Я хочу отсюда уехать. С ним. В его прекрасное далеко.
Только наш поезд никогда не сдвинется с места — в отличие от тех, что манят стуком колес в предрассветной дымке и уносят пассажиров в огромные неведомые города…
* * *
Мы прощаемся, долго-долго обнимаясь под моим открытым окном, но первым уроком завтра — итоговый тест по истории, на неделе предстоят контрольные и сочинение, и традиционная поездка на природу всем классом, а еще мне придется созерцать хмурую физиономию уязвленного Илюхи и надеяться, что он просто перегрелся на солнышке и больше точно не станет распускать руки.
— Не переживай, я не требую, чтобы ты отшивала Рюмина. Представляю, как сильно он меня «любит» и как дико взбесится, когда узнает, что мы общаемся. Я за честность, но тебе нужно время, чтобы все ему рассказать, — шепчет Волков мне в макушку и упирается в нее подбородком. — Я не раскроюсь, но, если что, наблюдаю со стороны. Спокойной ночи, и… еще раз спасибо!
Как только я оказываюсь в комнате и рывком задергиваю штору, тренькает телефон — от Вани приходит плейлист и смущенный смайлик, вручающий розу. Я вставляю в ухо беспроводной наушник, плюхаюсь на крутящийся стул у зеркала и нажимаю на плэй.
Слушаю на повторе резкие и заряженные треки о том, что нужно мечтать, любить и верить, и биться за свое до последнего, глотаю слезы и стираю их дрожащими пальцами. А из мутного отражения на меня пялятся ошалелые, горящие глаза.
* * *
Глава 37
Я задыхаюсь, как от нещадного тычка в бок, дергаюсь и обнаруживаю, что проспала — летая над пропастью чувств и эмоций, в которую Ваня меня столкнул, я так и уснула с наушником в ухе, и к утру телефон разрядился.

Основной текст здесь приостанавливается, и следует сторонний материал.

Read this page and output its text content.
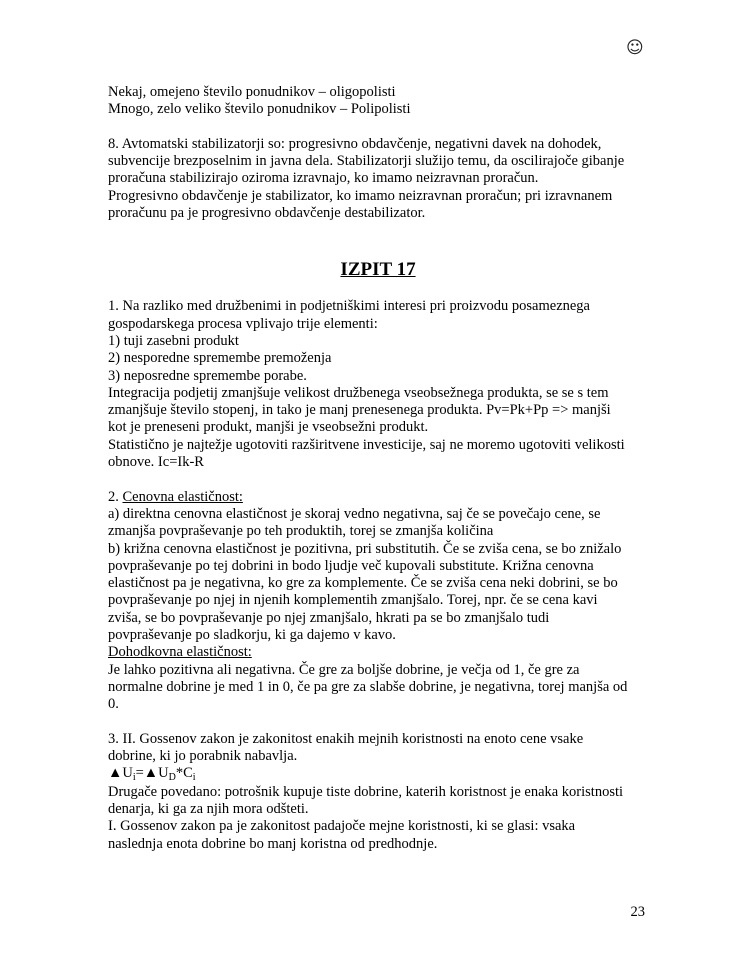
☺
Nekaj, omejeno število ponudnikov – oligopolisti
Mnogo, zelo veliko število ponudnikov – Polipolisti
8. Avtomatski stabilizatorji so: progresivno obdavčenje, negativni davek na dohodek,
subvencije brezposelnim in javna dela. Stabilizatorji služijo temu, da oscilirajoče gibanje
proračuna stabilizirajo oziroma izravnajo, ko imamo neizravnan proračun.
Progresivno obdavčenje je stabilizator, ko imamo neizravnan proračun; pri izravnanem
proračunu pa je progresivno obdavčenje destabilizator.
IZPIT 17
1. Na razliko med družbenimi in podjetniškimi interesi pri proizvodu posameznega
gospodarskega procesa vplivajo trije elementi:
1) tuji zasebni produkt
2) nesporedne spremembe premoženja
3) neposredne spremembe porabe.
Integracija podjetij zmanjšuje velikost družbenega vseobsežnega produkta, se se s tem
zmanjšuje število stopenj, in tako je manj prenesenega produkta. Pv=Pk+Pp => manjši
kot je preneseni produkt, manjši je vseobsežni produkt.
Statistično je najtežje ugotoviti razširitvene investicije, saj ne moremo ugotoviti velikosti
obnove. Ic=Ik-R
2. Cenovna elastičnost:
a) direktna cenovna elastičnost je skoraj vedno negativna, saj če se povečajo cene, se
zmanjša povpraševanje po teh produktih, torej se zmanjša količina
b) križna cenovna elastičnost je pozitivna, pri substitutih. Če se zviša cena, se bo znižalo
povpraševanje po tej dobrini in bodo ljudje več kupovali substitute. Križna cenovna
elastičnost pa je negativna, ko gre za komplemente. Če se zviša cena neki dobrini, se bo
povpraševanje po njej in njenih komplementih zmanjšalo. Torej, npr. če se cena kavi
zviša, se bo povpraševanje po njej zmanjšalo, hkrati pa se bo zmanjšalo tudi
povpraševanje po sladkorju, ki ga dajemo v kavo.
Dohodkovna elastičnost:
Je lahko pozitivna ali negativna. Če gre za boljše dobrine, je večja od 1, če gre za
normalne dobrine je med 1 in 0, če pa gre za slabše dobrine, je negativna, torej manjša od
0.
3. II. Gossenov zakon je zakonitost enakih mejnih koristnosti na enoto cene vsake
dobrine, ki jo porabnik nabavlja.
$▲U_i=▲U_D*C_i$
Drugače povedano: potrošnik kupuje tiste dobrine, katerih koristnost je enaka koristnosti
denarja, ki ga za njih mora odšteti.
I. Gossenov zakon pa je zakonitost padajoče mejne koristnosti, ki se glasi: vsaka
naslednja enota dobrine bo manj koristna od predhodnje.
23
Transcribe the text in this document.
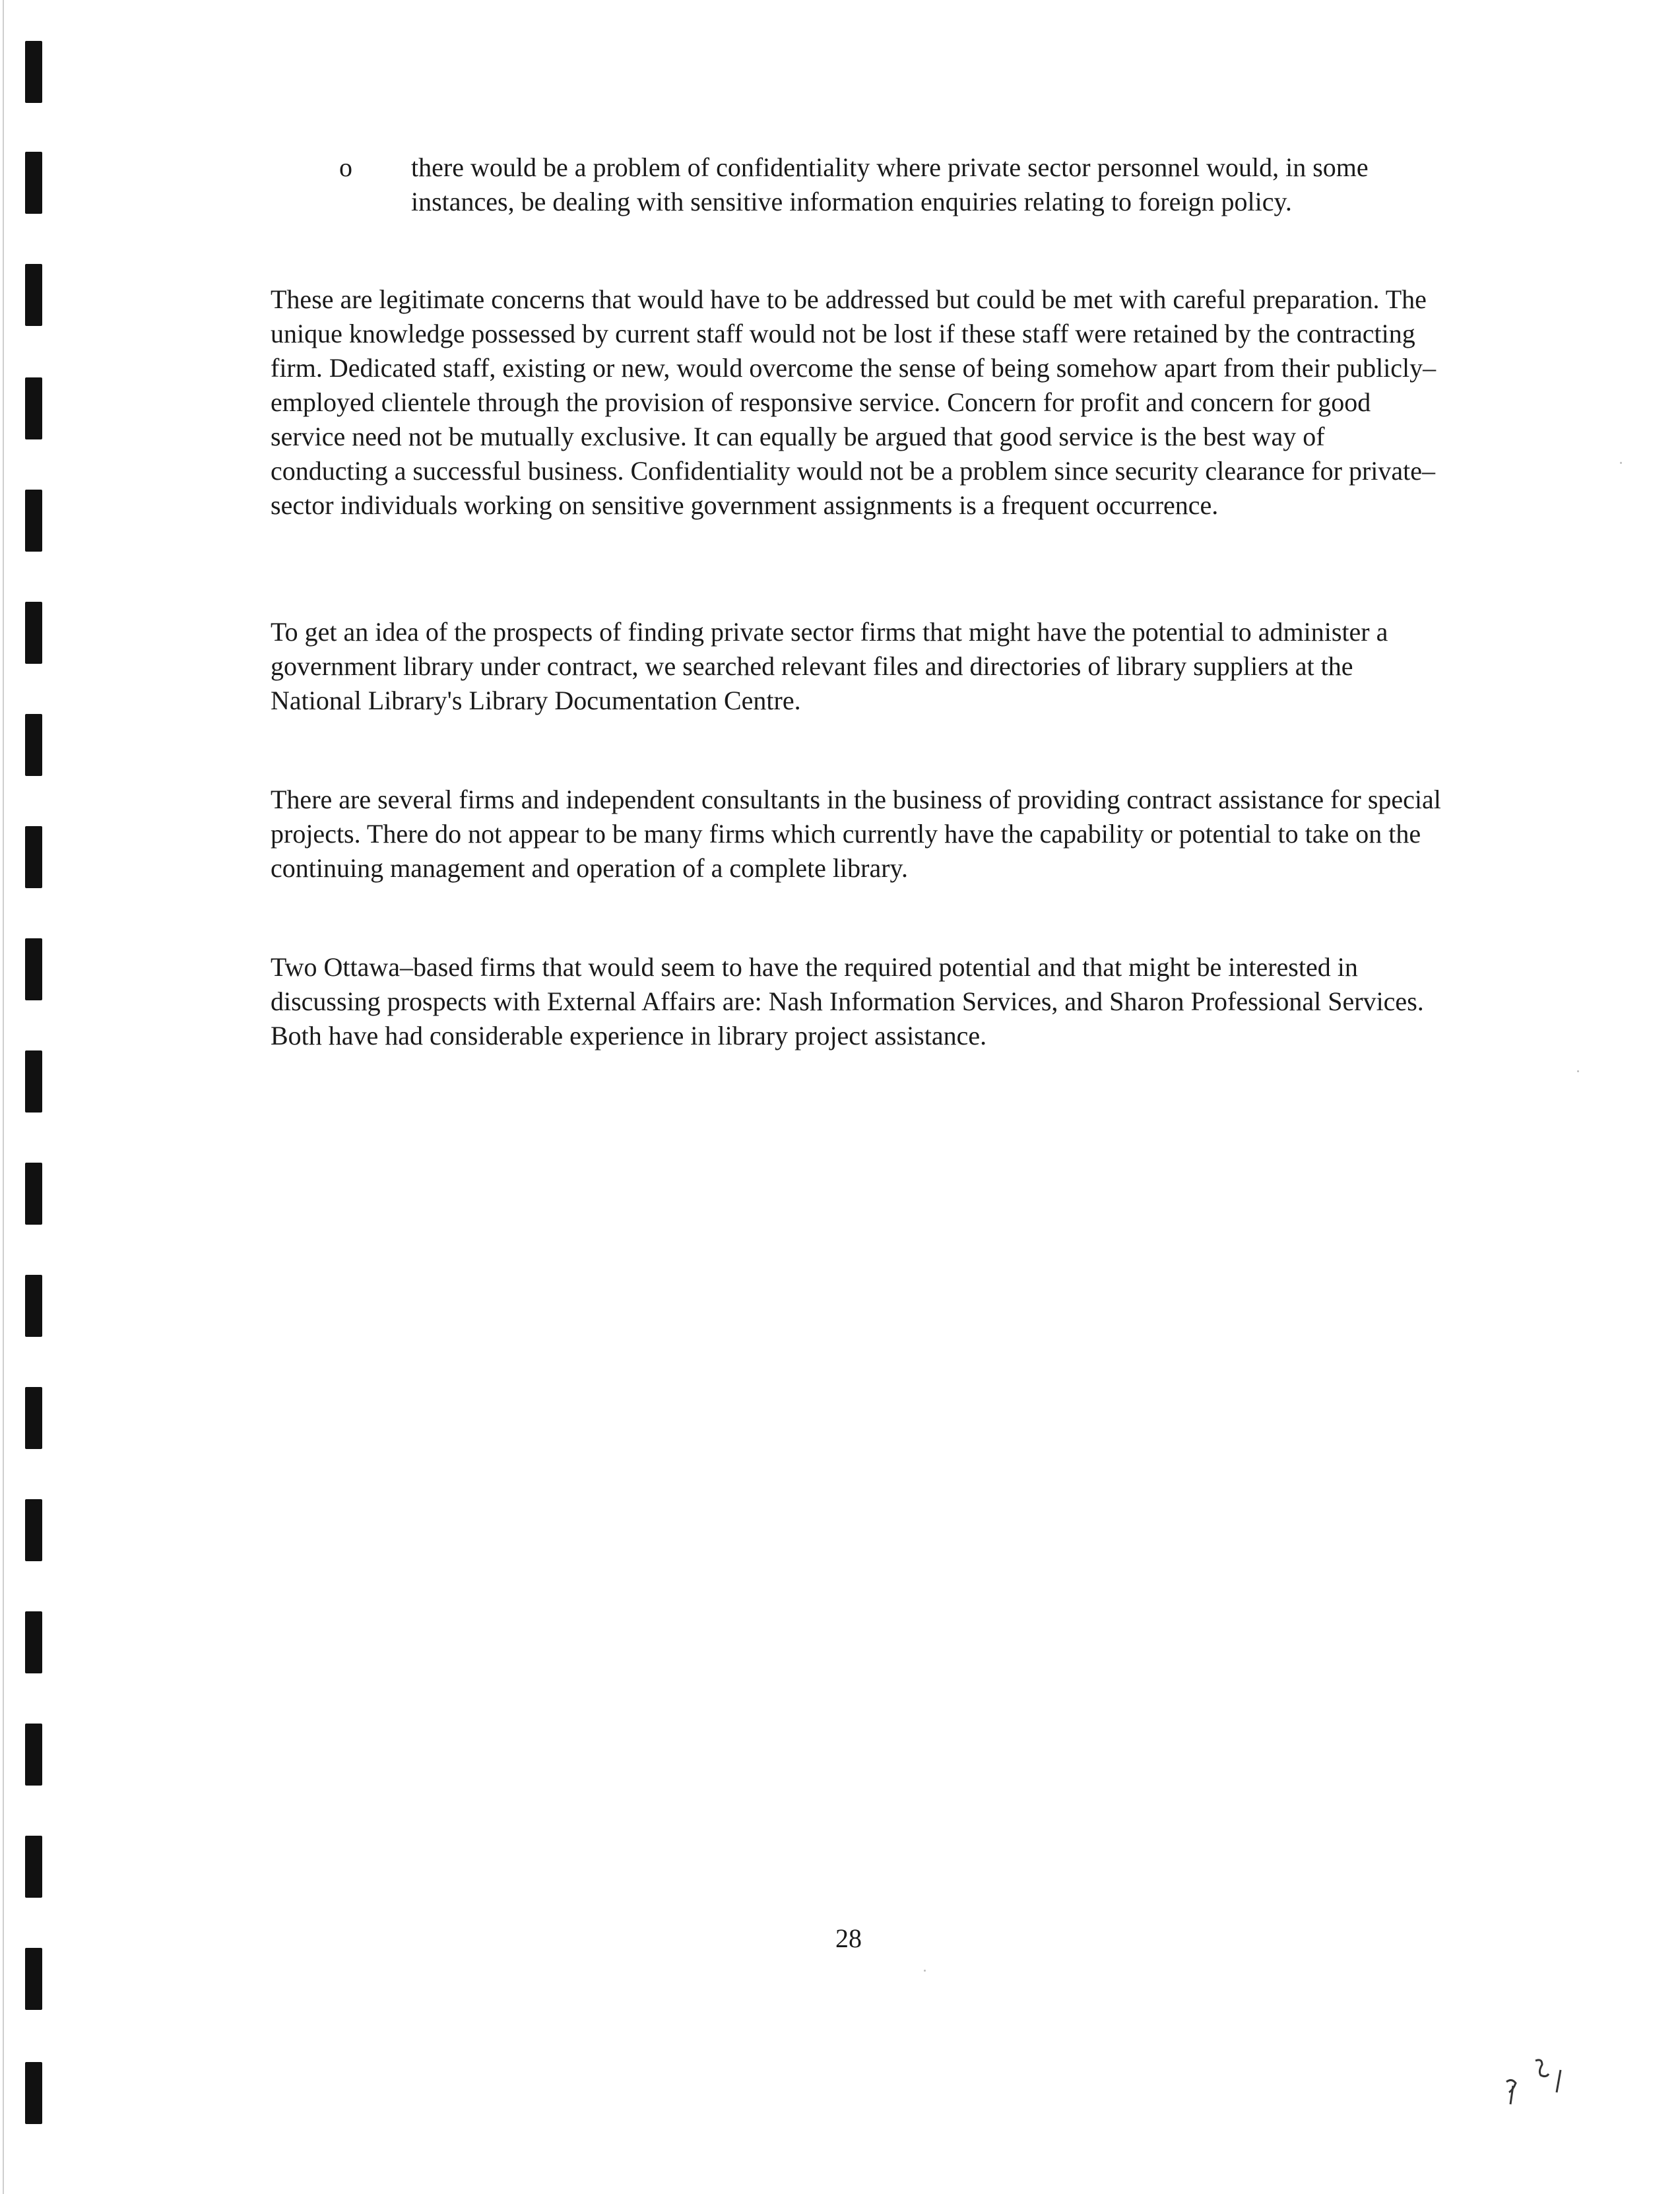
o there would be a problem of confidentiality where private sector personnel would, in some instances, be dealing with sensitive information enquiries relating to foreign policy.

These are legitimate concerns that would have to be addressed but could be met with careful preparation. The unique knowledge possessed by current staff would not be lost if these staff were retained by the contracting firm. Dedicated staff, existing or new, would overcome the sense of being somehow apart from their publicly–employed clientele through the provision of responsive service. Concern for profit and concern for good service need not be mutually exclusive. It can equally be argued that good service is the best way of conducting a successful business. Confidentiality would not be a problem since security clearance for private–sector individuals working on sensitive government assignments is a frequent occurrence.

To get an idea of the prospects of finding private sector firms that might have the potential to administer a government library under contract, we searched relevant files and directories of library suppliers at the National Library's Library Documentation Centre.

There are several firms and independent consultants in the business of providing contract assistance for special projects. There do not appear to be many firms which currently have the capability or potential to take on the continuing management and operation of a complete library.

Two Ottawa–based firms that would seem to have the required potential and that might be interested in discussing prospects with External Affairs are: Nash Information Services, and Sharon Professional Services. Both have had considerable experience in library project assistance.

28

Вскакиваю и скачу в душ, упрямо выдерживаю уколы ледяных струй, вихрем ношусь по дому, на ходу перехватывая приготовленный мамой завтрак, застегивая пуговицу на юбке и расчесывая пятерней буйные патлы.
Забрасываю в сумку
К великому облегчению, за воротами не наблюдается Рюмина — скорее всего, он звонил и, снова и снова нарвавшись на скороговорку вежливого бота, выключил режим джентльмена и не стал меня дожидаться — даже главным отморозкам поселка негоже опаздывать на итоговый тест.
До начала занятий пять минут, я бегу, не ощущая под лоферами асфальта, легкие горят, а затуманенные мысли все никак не обретут стройность.
Вчера у нас с Ваней… было свидание?
Щеки вспыхивают.
Перепрыгиваю злосчастный штырь арматуры, наращиваю темп и врываюсь в класс вместе со звонком. Пробормотав дежурные извинения, низко опускаю голову и спешу к своей парте — создаю для учителя видимость раскаяния, но на самом деле до одури боюсь посмотреть на Волкова. А вдруг с наступлением дня он забыл о вчерашних объятиях и разговорах, или наша прогулка оказалась всего лишь моим красивым сном?..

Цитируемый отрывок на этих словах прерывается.